Study Finds Patients at High Risk for Hip Fractures After Breaking Their Proximal Humerus

SAN FRANCISCO, CA--(Marketwire - March 6, 2008) - Older women who suffer a proximal humerus fracture (sometimes known as a broken shoulder) have a high risk for also breaking a hip within a year after the shoulder injury. A new study presented today at the 75th Annual Meeting of the American Academy of Orthpaedic Surgeons (AAOS) found that after a shoulder fracture a woman's risk of fracturing a hip within the following year was five times greater. The risk decreased after the first year but still remained elevated. Understanding the connection between these injuries is important to preventing hip fractures.
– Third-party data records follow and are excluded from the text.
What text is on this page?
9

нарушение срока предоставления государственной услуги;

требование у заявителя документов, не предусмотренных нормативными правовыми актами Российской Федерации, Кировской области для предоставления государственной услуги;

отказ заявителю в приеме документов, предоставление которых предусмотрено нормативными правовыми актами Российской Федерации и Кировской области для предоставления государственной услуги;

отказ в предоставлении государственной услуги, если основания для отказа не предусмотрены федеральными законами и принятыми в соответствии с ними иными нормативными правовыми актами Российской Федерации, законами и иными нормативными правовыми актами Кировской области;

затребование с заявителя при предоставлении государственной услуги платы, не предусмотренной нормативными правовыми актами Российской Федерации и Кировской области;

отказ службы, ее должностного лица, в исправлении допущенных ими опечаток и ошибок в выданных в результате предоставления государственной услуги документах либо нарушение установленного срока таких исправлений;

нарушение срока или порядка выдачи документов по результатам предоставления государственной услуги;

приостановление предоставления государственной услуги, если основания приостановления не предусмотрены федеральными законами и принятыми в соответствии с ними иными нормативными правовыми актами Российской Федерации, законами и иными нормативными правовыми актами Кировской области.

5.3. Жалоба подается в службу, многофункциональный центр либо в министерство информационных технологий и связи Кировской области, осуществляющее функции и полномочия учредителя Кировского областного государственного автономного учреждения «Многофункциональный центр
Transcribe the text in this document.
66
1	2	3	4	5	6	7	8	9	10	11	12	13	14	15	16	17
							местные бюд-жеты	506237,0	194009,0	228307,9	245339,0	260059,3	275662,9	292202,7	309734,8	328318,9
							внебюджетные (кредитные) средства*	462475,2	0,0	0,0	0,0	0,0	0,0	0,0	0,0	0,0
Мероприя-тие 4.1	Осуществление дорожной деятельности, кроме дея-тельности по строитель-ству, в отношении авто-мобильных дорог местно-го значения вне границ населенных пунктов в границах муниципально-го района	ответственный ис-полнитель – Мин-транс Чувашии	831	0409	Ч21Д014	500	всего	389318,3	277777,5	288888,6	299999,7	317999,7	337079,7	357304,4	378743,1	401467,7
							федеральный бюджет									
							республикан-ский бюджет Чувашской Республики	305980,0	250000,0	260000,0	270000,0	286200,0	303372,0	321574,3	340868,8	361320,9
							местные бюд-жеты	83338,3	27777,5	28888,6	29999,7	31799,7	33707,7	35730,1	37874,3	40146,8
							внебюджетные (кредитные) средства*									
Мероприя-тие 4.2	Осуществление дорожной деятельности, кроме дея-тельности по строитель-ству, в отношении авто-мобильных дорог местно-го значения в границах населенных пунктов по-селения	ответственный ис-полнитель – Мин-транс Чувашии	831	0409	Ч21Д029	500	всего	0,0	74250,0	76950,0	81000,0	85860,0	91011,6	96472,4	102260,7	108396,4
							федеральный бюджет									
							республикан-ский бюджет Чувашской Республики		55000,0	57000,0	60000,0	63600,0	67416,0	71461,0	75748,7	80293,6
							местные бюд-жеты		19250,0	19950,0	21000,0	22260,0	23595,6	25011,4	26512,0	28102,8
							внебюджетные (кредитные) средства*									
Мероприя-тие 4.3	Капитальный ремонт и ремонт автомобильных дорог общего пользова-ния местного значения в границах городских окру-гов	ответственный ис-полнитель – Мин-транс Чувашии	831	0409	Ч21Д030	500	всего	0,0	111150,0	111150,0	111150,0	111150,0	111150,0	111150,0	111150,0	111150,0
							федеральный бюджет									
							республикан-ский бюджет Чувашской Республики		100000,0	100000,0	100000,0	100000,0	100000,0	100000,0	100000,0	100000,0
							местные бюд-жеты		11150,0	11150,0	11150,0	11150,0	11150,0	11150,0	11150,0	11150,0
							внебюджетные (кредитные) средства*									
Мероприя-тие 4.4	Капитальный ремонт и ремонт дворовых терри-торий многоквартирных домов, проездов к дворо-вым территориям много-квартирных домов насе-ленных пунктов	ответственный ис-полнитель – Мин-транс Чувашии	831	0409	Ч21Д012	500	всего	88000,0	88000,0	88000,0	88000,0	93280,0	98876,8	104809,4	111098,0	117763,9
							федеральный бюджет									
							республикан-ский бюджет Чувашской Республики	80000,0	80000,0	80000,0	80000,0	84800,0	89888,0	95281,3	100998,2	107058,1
Hip fractures account for more than 350,000 hospital admissions in the United States and more than 60,000 nursing home admissions each year. Women have greater risk because of their higher susceptibility to osteoporosis. Statistics show:

--  about 70 percent of hip fracture patients are women
--  more than 4 percent of hip fracture patients die during their initial
--  24 percent die within a year of the injury
--  about half of women who sustain hip fractures lose the ability to walk

Preventing hip fracture poses s a significant quality-of-life issue. "Earlier studies have shown that there is an increased risk of hip fracture after a proximal humerus fracture, but our study found that there is a defined window of time in which the risk is much greater than previously thought. Additionally, other research has shown that interventions within the first three months can reduce the risk of subsequent fractures," said Jeremiah Clinton, MD, co-author of the study and acting clinical instructor at the University of Washington, Department of Orthopaedics. "If we maximize our hip-fracture prevention efforts up front, we may have a much better chance of helping the patient avoid a life-changing and potentially life-ending injury."

The study followed a group of older, Caucasian women for nearly 10 years and found that:

--  14 percent of those who suffered a proximal humerus fracture later
    sustained a hip fracture.
    (It should be noted that because older women are at very high risk for
    hip fracture, more than 8 percent of the women who did not break a
    shoulder also suffered a fractured hip.)

The strongest risk factors for hip fracture were age and hip bone mineral density. Other factors included:

--  self-reported health status
--  height at 25 years of age
--  history of recent falls
--  impaired depth perception
--  history of prior fractures

Even when controlling these factors, the researchers still found the increased risk for hip fracture in the first year after a proximal humerus fracture.

The reasons for the connection between humerus fracture and hip fracture are still unclear. "It may be associated medical problems, limited use of the injured shoulder, or there could be something about the treatment for the first fracture -- such as narcotic pain medications -- which could have caused the patient to fall and break a hip," Dr. Clinton said. "Now that we are aware of the relationship between these types of fractures, we can take precautions, intervene early and hopefully help to prevent some hip fractures from occurring." The authors stress that this message is the key point to be made from their new findings.

Disclosure: Dr. Clinton and his co-authors received no compensation for this study.